Why Transformers?
- superior performance modeling sequential data
- parrallelizable -> much faster on GPUs
- capture long-distance dependencies
- learned temporal or spatial relationships

In [None]:
! pip install -q tensorflow_datasets
! pip install -q -U tensorflow-text

^C


In [None]:
import logging
import time
import numpy as np
import matplotlib.pyplot as plt
import tensorflow_datasets as tfds
import tensorflow as tf
import tensorflow_text

# Dataset
This is not needed for our later Fingerspelling Recognition system but only for testing the model during development.

In [None]:
examples, metadata = tfds.load('ted_hrlr_translate/pt_to_en',
                               with_info=True,
                               as_supervised=True)
train_examples, val_examples = examples['train'], examples['validation']

tokenize words

In [None]:
model_name='ted_hrlr_translate_pt_en_converter'
tf.keras.utils.get_file(
    f'{model_name}.zip',
    f'https://storage.googleapis.com/download.tensorflow.org/models/{model_name}.zip',
    cache_dir='.', cache_subdir='', extract=True
)
tokenizers = tf.saved_model.load(model_name)

In [None]:
MAX_TOKENS = 128
def prepare_batch(pt, en):
    pt = tokenizers.pt.tokenize(pt)
    pt = pt[:, :MAX_TOKENS]
    pt = pt.to_tensor()

    en = tokenizers.en.tokenize(en)
    en = en[:, :(MAX_TOKENS+1)]
    en_inputs = en[:, :-1].to_tensor()
    en_labels = en[:, 1:].to_tensor()
    return (pt, en_inputs), en_labels

In [None]:
BUFFER_SIZE = 2000
BATCH_SIZE = 64

def make_batches(ds):
    return (
        ds
            .shuffle(BUFFER_SIZE)
            .batch(BATCH_SIZE)
            .map(prepare_batch, tf.data.AUTOTUNE)
            .prefetch(buffer_size=tf.data.AUTOTUNE)
    )

In [None]:
train_batches = make_batches(train_examples)
val_batches = make_batches(val_examples)

# Define Transformer Components

## Embedding and Positional Encoding

In [None]:
def positional_encoding(length, depth):
    depth = depth/2

    positions = np.arange(length)[:, np.newaxis]
    depths = np.arange(depth)[np.newaxis, :]/depth

    angle_rates = 1/(10000**depths)
    angle_rads = positions * angle_rates

    pos_encoding = np.concatenate(
        [np.sin(angle_rads), np.cos(angle_rads)],
        axis=-1
    )

    return tf.cast(pos_encoding, dtype=tf.float32)

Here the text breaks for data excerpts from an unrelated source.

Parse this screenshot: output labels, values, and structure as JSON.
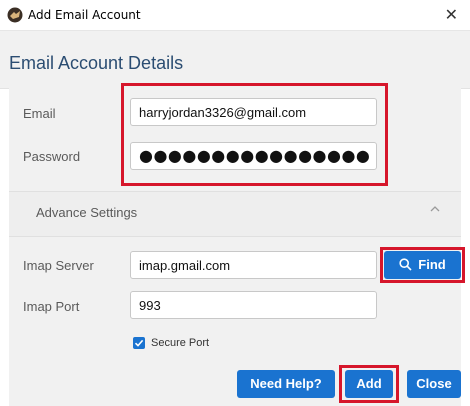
{
  "window": {
    "title": "Add Email Account",
    "close_label": "✕"
  },
  "header": {
    "title": "Email Account Details"
  },
  "form": {
    "email_label": "Email",
    "email_value": "harryjordan3326@gmail.com",
    "password_label": "Password",
    "password_value": "●●●●●●●●●●●●●●●●",
    "advanced_label": "Advance Settings",
    "imap_server_label": "Imap Server",
    "imap_server_value": "imap.gmail.com",
    "imap_port_label": "Imap Port",
    "imap_port_value": "993",
    "secure_port_label": "Secure Port",
    "secure_port_checked": true
  },
  "buttons": {
    "find": "Find",
    "need_help": "Need Help?",
    "add": "Add",
    "close": "Close"
  },
  "icons": [
    "app-icon",
    "close-icon",
    "chevron-up-icon",
    "search-icon",
    "checkbox-check-icon"
  ],
  "colors": {
    "accent": "#1a73d0",
    "highlight": "#d6162b",
    "title": "#2b4d72"
  }
}
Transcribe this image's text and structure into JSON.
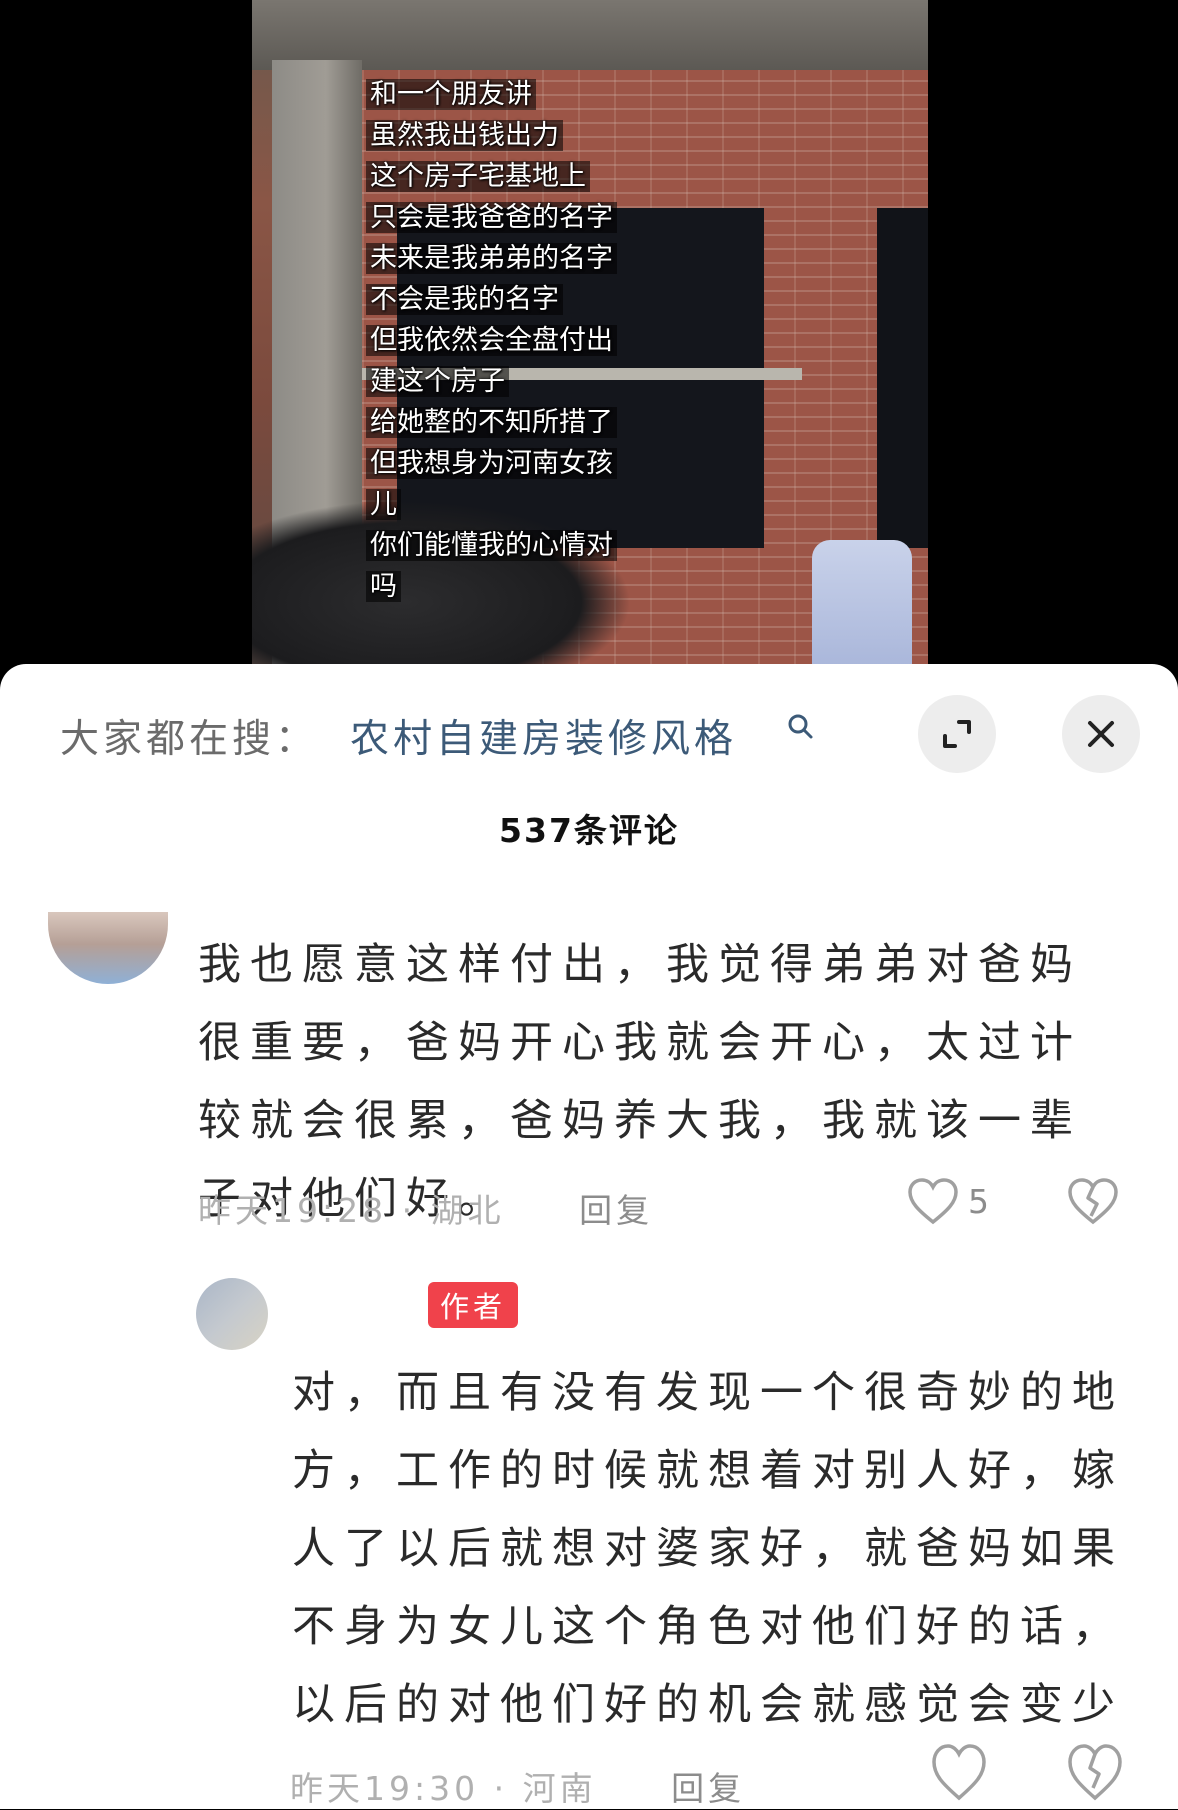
{
  "video": {
    "caption_lines": [
      "和一个朋友讲",
      "虽然我出钱出力",
      "这个房子宅基地上",
      "只会是我爸爸的名字",
      "未来是我弟弟的名字",
      "不会是我的名字",
      "但我依然会全盘付出",
      "建这个房子",
      "给她整的不知所措了",
      "但我想身为河南女孩",
      "儿",
      "你们能懂我的心情对",
      "吗"
    ]
  },
  "search": {
    "prefix": "大家都在搜：",
    "term": "农村自建房装修风格",
    "icon": "search-icon"
  },
  "header": {
    "comment_count": "537条评论"
  },
  "comments": [
    {
      "text": "我也愿意这样付出，我觉得弟弟对爸妈很重要，爸妈开心我就会开心，太过计较就会很累，爸妈养大我，我就该一辈子对他们好。",
      "time": "昨天19:28",
      "location": "湖北",
      "reply_label": "回复",
      "likes": "5"
    }
  ],
  "reply": {
    "badge": "作者",
    "text": "对，而且有没有发现一个很奇妙的地方，工作的时候就想着对别人好，嫁人了以后就想对婆家好，就爸妈如果不身为女儿这个角色对他们好的话，以后的对他们好的机会就感觉会变少",
    "time": "昨天19:30",
    "location": "河南",
    "reply_label": "回复"
  },
  "colors": {
    "search_term": "#3c5a78",
    "author_badge": "#f0424b",
    "meta_text": "#b0b0b0"
  }
}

I am unsure as of now as we need to apply an Embedding layer to the mediapipe data.
I am also unsure if we need it for the sequence of letters.
But we definitly need positional encoding for both.

In [None]:
class PositionalEmbedding(tf.keras.layers.Layer):
    def __init__(self, vocab_size, d_model, is_mp: bool):
        super().__init__()
        self.d_model = d_model
        self.embedding = tf.keras.layers.Embedding(vocab_size, d_model, mask_zero=True)
        self.pos_encoding = positional_encoding(length=2048, depth=d_model)
        self.is_mp = is_mp

    def compute_mask(self, *args, **kwargs):
        return self.embedding.compute_mask(*args, **kwargs)

    def call(self, x):
        length = tf.shape(x)[1]
        if not self.is_mp:
            x = self.embedding(x)
            x *= tf.math.sqrt(tf.cast(self.d_model, tf.float32))
        x = x + self.pos_encoding[tf.newaxis, :length, :]
        return x

## Attention layers

### Base Attention class

In [None]:
class BaseAttention(tf.keras.layers.Layer):

    def __init__(self, **kwargs):
        super().__init__()
        self.mha = tf.keras.layers.MultiHeadAttention(**kwargs)
        self.layernorm = tf.keras.layers.LayerNormalization()
        self.add = tf.keras.layers.Add()

### Cross Attention

In [None]:
class CrossAttention(BaseAttention):

    def call(self, x, context):
        attn_output, attn_scores = self.mha(
            query=x,
            key=context,
            value=context,
            return_attention_scores=True
        )
        self.last_attn_scores = attn_scores

        x = self.add([x, attn_output])
        x = self.layernorm(x)

        return x

### Global Self Attention

In [None]:
class GlobalSelfAttention(BaseAttention):

    def call(self, x):
        attn_output = self.mha(
            query=x,
            value=x,
            key=x
        )
        x = self.add([x, attn_output])
        x = self.layernorm(x)
        return x

### Causal (Masked) Self Attention

In [None]:
class CausalSelfAttention(BaseAttention):

    def call(self, x):
        attn_output = self.mha(
            query=x,
            value=x,
            key=x,
            use_causal_mask=True
        )
        x = self.add([x, attn_output])
        x = self.layernorm(x)
        return x

## Feed-Forward Network

In [None]:
class FeedForward(tf.keras.layers.Layer):

    def __init__(self, d_model, dff, dropout_rate=0.1):
        super().__init__()
        self.seq = tf.keras.Sequential([
            tf.keras.layers.Dense(dff, activation='relu'),
            tf.keras.layers.Dense(d_model),
            tf.keras.layers.Dropout(dropout_rate)
        ])
        self.add = tf.keras.layers.Add()
        self.layer_norm = tf.keras.layers.LayerNormalization()

    def call(self, x):
        x = self.add([x, self.seq(x)])
        x = self.layer_norm(x)
        return x

# Encoder Block

In [None]:
class EncoderLayer(tf.keras.layers.Layer):
    def __init__(self, *, d_model, num_heads, dff, dropout_rate=0.1):
        super().__init__()

        self.self_attention = GlobalSelfAttention(
            num_heads=num_heads,
            key_dim=d_model,
            dropout=dropout_rate
        )
        self.ffn = FeedForward(d_model, dff)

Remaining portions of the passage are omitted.